Effects of ET action inhibitor silver thiosulphate application to NahG transgenic line (A) and SA treatment of epi mutant (B) on disease development in tomato plants. Error bars indicate standard deviation from the mean of three replicates. In A, letters indicate significant differences among treatments (P < 0.05, Duncan’s multiple-range test). The experiment was repeated once and similar results were obtained. For each experiment, data were analysed separately. Results of one representative experiment are shown.

Fig. 7.

Transcription patterns of ET-biosynthetic genes ACS2 and ACO1 and ET-regulated genes NR, ETR4, and ERF1 in NahG and MM plants in response to A. alternata f. sp. lycopersici. Transcript accumulation of ACS2 (A), ACO1 (B), NR (C), ETR4 (D), and ERF1 (E) in A. alternata f. sp. lycopersici-infected MM and NahG plants at 0, 1, 3, and 5 d post infection.

Fig. 8.

A proposed model for the JA, SA, and ET defence signalling pathways and their interactions during A. alternata f. sp. lycopersici infection.
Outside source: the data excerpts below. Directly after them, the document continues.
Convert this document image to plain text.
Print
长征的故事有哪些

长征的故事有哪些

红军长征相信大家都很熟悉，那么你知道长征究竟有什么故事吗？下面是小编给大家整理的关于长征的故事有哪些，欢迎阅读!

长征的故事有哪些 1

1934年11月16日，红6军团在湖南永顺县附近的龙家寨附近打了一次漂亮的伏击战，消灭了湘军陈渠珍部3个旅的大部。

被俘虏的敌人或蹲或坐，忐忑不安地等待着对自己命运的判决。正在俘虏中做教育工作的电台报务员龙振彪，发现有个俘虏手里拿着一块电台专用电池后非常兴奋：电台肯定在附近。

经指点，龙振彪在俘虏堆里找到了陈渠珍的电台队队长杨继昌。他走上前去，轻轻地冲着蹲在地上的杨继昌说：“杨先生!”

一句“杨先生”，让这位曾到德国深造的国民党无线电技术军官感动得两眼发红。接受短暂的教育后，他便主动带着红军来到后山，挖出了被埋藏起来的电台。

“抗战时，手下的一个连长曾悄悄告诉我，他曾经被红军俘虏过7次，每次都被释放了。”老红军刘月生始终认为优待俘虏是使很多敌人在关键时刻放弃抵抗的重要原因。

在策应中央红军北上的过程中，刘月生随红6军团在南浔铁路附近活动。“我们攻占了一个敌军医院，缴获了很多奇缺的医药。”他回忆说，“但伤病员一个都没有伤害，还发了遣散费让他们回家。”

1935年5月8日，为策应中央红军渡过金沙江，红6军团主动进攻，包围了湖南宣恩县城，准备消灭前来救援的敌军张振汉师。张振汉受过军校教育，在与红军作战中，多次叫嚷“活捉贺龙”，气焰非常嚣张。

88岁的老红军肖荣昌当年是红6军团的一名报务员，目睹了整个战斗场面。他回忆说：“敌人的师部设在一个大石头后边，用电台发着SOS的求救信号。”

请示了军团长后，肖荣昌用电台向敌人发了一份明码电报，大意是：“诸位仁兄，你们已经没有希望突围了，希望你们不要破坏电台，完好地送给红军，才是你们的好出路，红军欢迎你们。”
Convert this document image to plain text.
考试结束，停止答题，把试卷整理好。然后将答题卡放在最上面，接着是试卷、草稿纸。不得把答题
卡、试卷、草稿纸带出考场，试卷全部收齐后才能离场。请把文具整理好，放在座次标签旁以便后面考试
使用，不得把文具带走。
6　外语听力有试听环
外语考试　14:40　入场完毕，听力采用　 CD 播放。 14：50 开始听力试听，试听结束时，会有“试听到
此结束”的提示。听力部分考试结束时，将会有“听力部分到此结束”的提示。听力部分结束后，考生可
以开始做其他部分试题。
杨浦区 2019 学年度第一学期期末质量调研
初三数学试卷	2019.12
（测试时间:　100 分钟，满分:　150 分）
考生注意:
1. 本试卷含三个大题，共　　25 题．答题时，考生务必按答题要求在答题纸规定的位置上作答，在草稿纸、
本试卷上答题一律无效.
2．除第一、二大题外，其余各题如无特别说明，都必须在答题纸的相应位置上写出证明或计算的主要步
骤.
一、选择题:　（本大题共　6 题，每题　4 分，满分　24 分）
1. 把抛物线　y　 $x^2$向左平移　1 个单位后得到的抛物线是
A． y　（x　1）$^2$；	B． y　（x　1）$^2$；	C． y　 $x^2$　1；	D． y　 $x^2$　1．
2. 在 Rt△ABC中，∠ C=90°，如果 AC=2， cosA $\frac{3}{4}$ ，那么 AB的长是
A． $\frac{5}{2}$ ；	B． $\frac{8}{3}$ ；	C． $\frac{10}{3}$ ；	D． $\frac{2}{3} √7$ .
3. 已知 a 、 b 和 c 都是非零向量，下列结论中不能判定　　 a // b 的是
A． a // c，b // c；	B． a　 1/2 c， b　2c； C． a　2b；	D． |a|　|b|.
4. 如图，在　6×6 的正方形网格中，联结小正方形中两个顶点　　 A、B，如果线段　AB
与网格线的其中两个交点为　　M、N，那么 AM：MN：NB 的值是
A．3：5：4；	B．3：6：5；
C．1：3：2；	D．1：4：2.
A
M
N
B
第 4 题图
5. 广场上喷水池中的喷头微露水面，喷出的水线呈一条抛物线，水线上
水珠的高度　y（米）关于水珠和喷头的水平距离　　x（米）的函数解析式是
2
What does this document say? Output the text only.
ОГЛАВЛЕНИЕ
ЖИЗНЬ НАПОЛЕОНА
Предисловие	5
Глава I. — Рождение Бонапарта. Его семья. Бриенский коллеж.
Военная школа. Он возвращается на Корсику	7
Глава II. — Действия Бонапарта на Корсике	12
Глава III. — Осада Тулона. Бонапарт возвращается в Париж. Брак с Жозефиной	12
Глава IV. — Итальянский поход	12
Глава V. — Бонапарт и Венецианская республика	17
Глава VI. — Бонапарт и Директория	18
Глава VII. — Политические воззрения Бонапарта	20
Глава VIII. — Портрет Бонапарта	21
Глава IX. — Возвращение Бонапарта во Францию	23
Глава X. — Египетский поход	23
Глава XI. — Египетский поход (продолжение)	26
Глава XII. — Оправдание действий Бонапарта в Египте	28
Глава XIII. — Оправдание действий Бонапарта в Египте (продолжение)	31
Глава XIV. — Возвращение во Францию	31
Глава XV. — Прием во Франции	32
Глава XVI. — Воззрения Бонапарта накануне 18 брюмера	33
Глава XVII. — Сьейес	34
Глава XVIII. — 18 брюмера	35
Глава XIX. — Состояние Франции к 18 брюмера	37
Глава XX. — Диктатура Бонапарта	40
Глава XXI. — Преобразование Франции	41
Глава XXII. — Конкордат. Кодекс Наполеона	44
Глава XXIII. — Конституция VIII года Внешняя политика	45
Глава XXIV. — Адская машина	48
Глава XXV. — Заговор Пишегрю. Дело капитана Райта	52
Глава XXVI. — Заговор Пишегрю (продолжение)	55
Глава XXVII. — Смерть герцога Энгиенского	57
Both ET and JAI1 receptor-dependent JA pathways are necessary for susceptibility, while SA signalling promotes resistance of tomato plants to infection. Furthermore, the JA and ET pathways act synergistically to promote the susceptibility, while SA promotes tomato resistance to AAL and antagonizes ET signalling during AAL infection. JA and SA affect tomato susceptibility to the pathogen partly through the action of ET. ET-mediated signalling plays a central role in determining the susceptibility of tomato to A. alternata f. sp. lycopersici.